Resort fees are routinely hidden on travel and hotel sites, but nowhere, as Steve McEvoy recently discovered, are they more dramatically concealed than on such so-called “opaque” sites as Hotwire and Priceline.
When McEvoy booked a room at the Marriott through Priceline, a site that doesn’t reveal the name of the hotel until you’ve paid for a nonrefundable reservation, he was told that he’d pay only $150 a night. But his e-mail confirmation said that he’d be billed an extra $22 in fees — that, in effect, the surcharge was part of the room rate. “Is anyone trying to write a law to prevent this from happening?” asked McEvoy, a transportation consultant who lives in Philadelphia.
As a matter of fact, yes. The lack of disclosure of these extra charges, a longtime source of frustration for travelers, is getting some attention from a group of consumer advocates led by Ed Perkins, a fellow syndicated travel columnist for Tribune Media Services and a former Consumer Reports editor. In a letter he sent to the Federal Trade Commission last month, Perkins asked the agency to rule that these fees are “unfair and deceptive.” An FTC decision on the matter would close a loophole that collectively costs travelers tens of millions of dollars every year.
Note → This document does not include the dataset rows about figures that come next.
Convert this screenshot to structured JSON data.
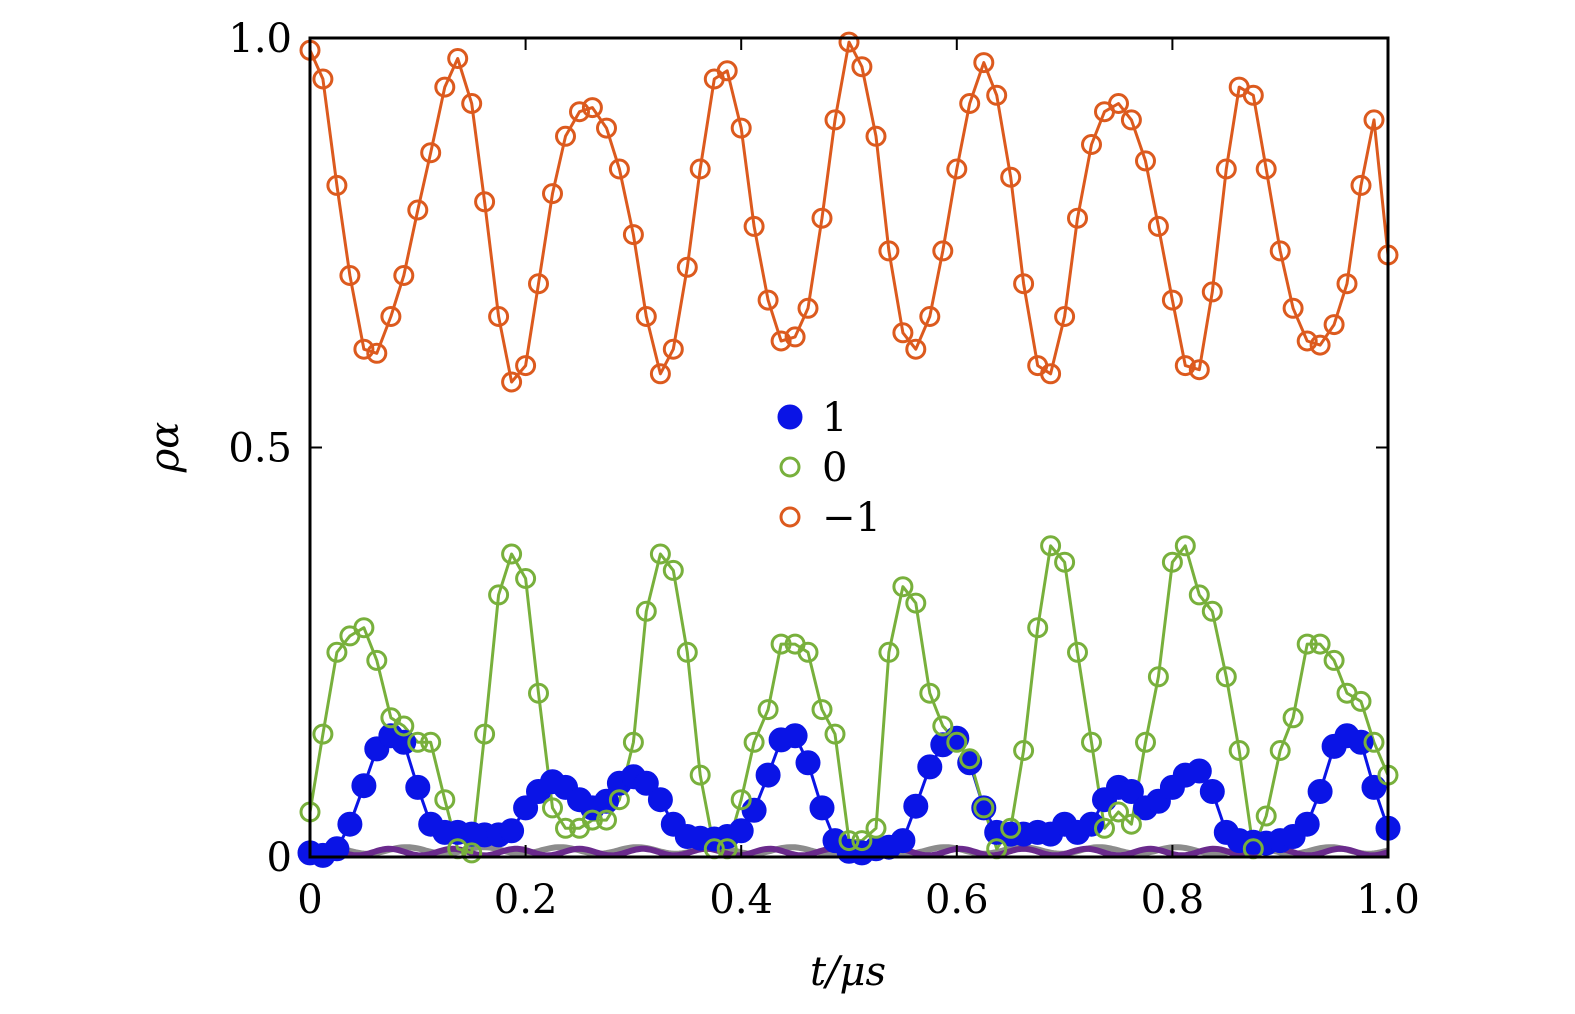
{
  "chart_data": {
    "type": "line",
    "title": "",
    "xlabel": "t/μs",
    "ylabel": "ρα",
    "xlim": [
      0,
      1.0
    ],
    "ylim": [
      0,
      1.0
    ],
    "x_ticks": [
      0,
      0.2,
      0.4,
      0.6,
      0.8,
      1.0
    ],
    "x_tick_labels": [
      "0",
      "0.2",
      "0.4",
      "0.6",
      "0.8",
      "1.0"
    ],
    "y_ticks": [
      0,
      0.5,
      1.0
    ],
    "y_tick_labels": [
      "0",
      "0.5",
      "1.0"
    ],
    "legend_position": "center",
    "grid": false,
    "series": [
      {
        "name": "1",
        "color": "#0a14e6",
        "marker": "filled-circle",
        "points": [
          [
            0.0,
            0.005
          ],
          [
            0.012,
            0.002
          ],
          [
            0.025,
            0.01
          ],
          [
            0.037,
            0.04
          ],
          [
            0.05,
            0.087
          ],
          [
            0.062,
            0.132
          ],
          [
            0.075,
            0.148
          ],
          [
            0.087,
            0.14
          ],
          [
            0.1,
            0.085
          ],
          [
            0.112,
            0.04
          ],
          [
            0.125,
            0.03
          ],
          [
            0.137,
            0.03
          ],
          [
            0.15,
            0.028
          ],
          [
            0.162,
            0.027
          ],
          [
            0.175,
            0.027
          ],
          [
            0.187,
            0.032
          ],
          [
            0.2,
            0.06
          ],
          [
            0.212,
            0.08
          ],
          [
            0.225,
            0.092
          ],
          [
            0.237,
            0.085
          ],
          [
            0.25,
            0.07
          ],
          [
            0.262,
            0.06
          ],
          [
            0.275,
            0.068
          ],
          [
            0.287,
            0.09
          ],
          [
            0.3,
            0.098
          ],
          [
            0.312,
            0.09
          ],
          [
            0.325,
            0.07
          ],
          [
            0.337,
            0.04
          ],
          [
            0.35,
            0.025
          ],
          [
            0.362,
            0.023
          ],
          [
            0.375,
            0.022
          ],
          [
            0.387,
            0.025
          ],
          [
            0.4,
            0.032
          ],
          [
            0.412,
            0.057
          ],
          [
            0.425,
            0.1
          ],
          [
            0.437,
            0.143
          ],
          [
            0.45,
            0.148
          ],
          [
            0.462,
            0.115
          ],
          [
            0.475,
            0.06
          ],
          [
            0.487,
            0.02
          ],
          [
            0.5,
            0.007
          ],
          [
            0.512,
            0.005
          ],
          [
            0.525,
            0.01
          ],
          [
            0.537,
            0.012
          ],
          [
            0.55,
            0.02
          ],
          [
            0.562,
            0.062
          ],
          [
            0.575,
            0.11
          ],
          [
            0.587,
            0.137
          ],
          [
            0.6,
            0.145
          ],
          [
            0.612,
            0.115
          ],
          [
            0.625,
            0.06
          ],
          [
            0.637,
            0.03
          ],
          [
            0.65,
            0.028
          ],
          [
            0.662,
            0.028
          ],
          [
            0.675,
            0.03
          ],
          [
            0.687,
            0.028
          ],
          [
            0.7,
            0.04
          ],
          [
            0.712,
            0.03
          ],
          [
            0.725,
            0.04
          ],
          [
            0.737,
            0.07
          ],
          [
            0.75,
            0.085
          ],
          [
            0.762,
            0.08
          ],
          [
            0.775,
            0.06
          ],
          [
            0.787,
            0.068
          ],
          [
            0.8,
            0.085
          ],
          [
            0.812,
            0.1
          ],
          [
            0.825,
            0.105
          ],
          [
            0.837,
            0.08
          ],
          [
            0.85,
            0.03
          ],
          [
            0.862,
            0.02
          ],
          [
            0.875,
            0.018
          ],
          [
            0.887,
            0.017
          ],
          [
            0.9,
            0.02
          ],
          [
            0.912,
            0.025
          ],
          [
            0.925,
            0.04
          ],
          [
            0.937,
            0.08
          ],
          [
            0.95,
            0.135
          ],
          [
            0.962,
            0.148
          ],
          [
            0.975,
            0.14
          ],
          [
            0.987,
            0.085
          ],
          [
            1.0,
            0.035
          ]
        ]
      },
      {
        "name": "0",
        "color": "#78b03c",
        "marker": "open-circle",
        "points": [
          [
            0.0,
            0.055
          ],
          [
            0.012,
            0.15
          ],
          [
            0.025,
            0.25
          ],
          [
            0.037,
            0.27
          ],
          [
            0.05,
            0.28
          ],
          [
            0.062,
            0.24
          ],
          [
            0.075,
            0.17
          ],
          [
            0.087,
            0.16
          ],
          [
            0.1,
            0.14
          ],
          [
            0.112,
            0.14
          ],
          [
            0.125,
            0.07
          ],
          [
            0.137,
            0.01
          ],
          [
            0.15,
            0.005
          ],
          [
            0.162,
            0.15
          ],
          [
            0.175,
            0.32
          ],
          [
            0.187,
            0.37
          ],
          [
            0.2,
            0.34
          ],
          [
            0.212,
            0.2
          ],
          [
            0.225,
            0.06
          ],
          [
            0.237,
            0.035
          ],
          [
            0.25,
            0.035
          ],
          [
            0.262,
            0.045
          ],
          [
            0.275,
            0.045
          ],
          [
            0.287,
            0.07
          ],
          [
            0.3,
            0.14
          ],
          [
            0.312,
            0.3
          ],
          [
            0.325,
            0.37
          ],
          [
            0.337,
            0.35
          ],
          [
            0.35,
            0.25
          ],
          [
            0.362,
            0.1
          ],
          [
            0.375,
            0.01
          ],
          [
            0.387,
            0.01
          ],
          [
            0.4,
            0.07
          ],
          [
            0.412,
            0.14
          ],
          [
            0.425,
            0.18
          ],
          [
            0.437,
            0.26
          ],
          [
            0.45,
            0.26
          ],
          [
            0.462,
            0.25
          ],
          [
            0.475,
            0.18
          ],
          [
            0.487,
            0.15
          ],
          [
            0.5,
            0.02
          ],
          [
            0.512,
            0.02
          ],
          [
            0.525,
            0.035
          ],
          [
            0.537,
            0.25
          ],
          [
            0.55,
            0.33
          ],
          [
            0.562,
            0.31
          ],
          [
            0.575,
            0.2
          ],
          [
            0.587,
            0.16
          ],
          [
            0.6,
            0.14
          ],
          [
            0.612,
            0.12
          ],
          [
            0.625,
            0.06
          ],
          [
            0.637,
            0.01
          ],
          [
            0.65,
            0.035
          ],
          [
            0.662,
            0.13
          ],
          [
            0.675,
            0.28
          ],
          [
            0.687,
            0.38
          ],
          [
            0.7,
            0.36
          ],
          [
            0.712,
            0.25
          ],
          [
            0.725,
            0.14
          ],
          [
            0.737,
            0.035
          ],
          [
            0.75,
            0.055
          ],
          [
            0.762,
            0.04
          ],
          [
            0.775,
            0.14
          ],
          [
            0.787,
            0.22
          ],
          [
            0.8,
            0.36
          ],
          [
            0.812,
            0.38
          ],
          [
            0.825,
            0.32
          ],
          [
            0.837,
            0.3
          ],
          [
            0.85,
            0.22
          ],
          [
            0.862,
            0.13
          ],
          [
            0.875,
            0.01
          ],
          [
            0.887,
            0.05
          ],
          [
            0.9,
            0.13
          ],
          [
            0.912,
            0.17
          ],
          [
            0.925,
            0.26
          ],
          [
            0.937,
            0.26
          ],
          [
            0.95,
            0.24
          ],
          [
            0.962,
            0.2
          ],
          [
            0.975,
            0.19
          ],
          [
            0.987,
            0.14
          ],
          [
            1.0,
            0.1
          ]
        ]
      },
      {
        "name": "−1",
        "color": "#dc5a1e",
        "marker": "open-circle",
        "points": [
          [
            0.0,
            0.985
          ],
          [
            0.012,
            0.95
          ],
          [
            0.025,
            0.82
          ],
          [
            0.037,
            0.71
          ],
          [
            0.05,
            0.62
          ],
          [
            0.062,
            0.615
          ],
          [
            0.075,
            0.66
          ],
          [
            0.087,
            0.71
          ],
          [
            0.1,
            0.79
          ],
          [
            0.112,
            0.86
          ],
          [
            0.125,
            0.94
          ],
          [
            0.137,
            0.975
          ],
          [
            0.15,
            0.92
          ],
          [
            0.162,
            0.8
          ],
          [
            0.175,
            0.66
          ],
          [
            0.187,
            0.58
          ],
          [
            0.2,
            0.6
          ],
          [
            0.212,
            0.7
          ],
          [
            0.225,
            0.81
          ],
          [
            0.237,
            0.88
          ],
          [
            0.25,
            0.91
          ],
          [
            0.262,
            0.915
          ],
          [
            0.275,
            0.89
          ],
          [
            0.287,
            0.84
          ],
          [
            0.3,
            0.76
          ],
          [
            0.312,
            0.66
          ],
          [
            0.325,
            0.59
          ],
          [
            0.337,
            0.62
          ],
          [
            0.35,
            0.72
          ],
          [
            0.362,
            0.84
          ],
          [
            0.375,
            0.95
          ],
          [
            0.387,
            0.96
          ],
          [
            0.4,
            0.89
          ],
          [
            0.412,
            0.77
          ],
          [
            0.425,
            0.68
          ],
          [
            0.437,
            0.63
          ],
          [
            0.45,
            0.635
          ],
          [
            0.462,
            0.67
          ],
          [
            0.475,
            0.78
          ],
          [
            0.487,
            0.9
          ],
          [
            0.5,
            0.995
          ],
          [
            0.512,
            0.965
          ],
          [
            0.525,
            0.88
          ],
          [
            0.537,
            0.74
          ],
          [
            0.55,
            0.64
          ],
          [
            0.562,
            0.62
          ],
          [
            0.575,
            0.66
          ],
          [
            0.587,
            0.74
          ],
          [
            0.6,
            0.84
          ],
          [
            0.612,
            0.92
          ],
          [
            0.625,
            0.97
          ],
          [
            0.637,
            0.93
          ],
          [
            0.65,
            0.83
          ],
          [
            0.662,
            0.7
          ],
          [
            0.675,
            0.6
          ],
          [
            0.687,
            0.59
          ],
          [
            0.7,
            0.66
          ],
          [
            0.712,
            0.78
          ],
          [
            0.725,
            0.87
          ],
          [
            0.737,
            0.91
          ],
          [
            0.75,
            0.92
          ],
          [
            0.762,
            0.9
          ],
          [
            0.775,
            0.85
          ],
          [
            0.787,
            0.77
          ],
          [
            0.8,
            0.68
          ],
          [
            0.812,
            0.6
          ],
          [
            0.825,
            0.595
          ],
          [
            0.837,
            0.69
          ],
          [
            0.85,
            0.84
          ],
          [
            0.862,
            0.94
          ],
          [
            0.875,
            0.93
          ],
          [
            0.887,
            0.84
          ],
          [
            0.9,
            0.74
          ],
          [
            0.912,
            0.67
          ],
          [
            0.925,
            0.63
          ],
          [
            0.937,
            0.625
          ],
          [
            0.95,
            0.65
          ],
          [
            0.962,
            0.7
          ],
          [
            0.975,
            0.82
          ],
          [
            0.987,
            0.9
          ],
          [
            1.0,
            0.735
          ]
        ]
      }
    ],
    "background_curves": [
      {
        "color": "#8c8c8c",
        "level": 0.008
      },
      {
        "color": "#6a2a8c",
        "level": 0.006
      }
    ]
  }
}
The way some resort fees are broken out and disclosed is commonly referred to as “drip” pricing: This means that a company initially advertises only part of a product’s cost, then reveals additional mandatory charges later, as a consumer goes through the buying process. And hotels aren’t the only ones to use this price-tag sleight of hand; you can also find it in the automobile sales and financial services industries, among others.
Drip pricing is a special concern to the FTC. This spring, the agency hosted a workshop on the issue and solicited complaints from consumers, a potential sign that it may soon act to curb this practice. Perkins hopes that the government will start with hotels. A representative for the American Hotel and Lodging Association, the trade organization for the U.S. hotel industry, said that the organization couldn’t speak about the issue until it consulted with its members. The FTC didn’t respond to a request for a comment on Perkins’ letter. A Priceline representative wouldn’t comment on its resort-fee disclosure practices, although in past cases, the company has said that it believes the way it displays mandatory fees after a purchase is sufficient.
Asked about Priceline’s disclosure, a Marriott representative pointed to his company’s website, which prominently shows a resort fee but calculates it as part of the price after a room is selected. Marriott can’t control how these fees are displayed on Priceline, he added. “We provide the rate and applicable fees,” he said. “The online travel agency determines how to display it.”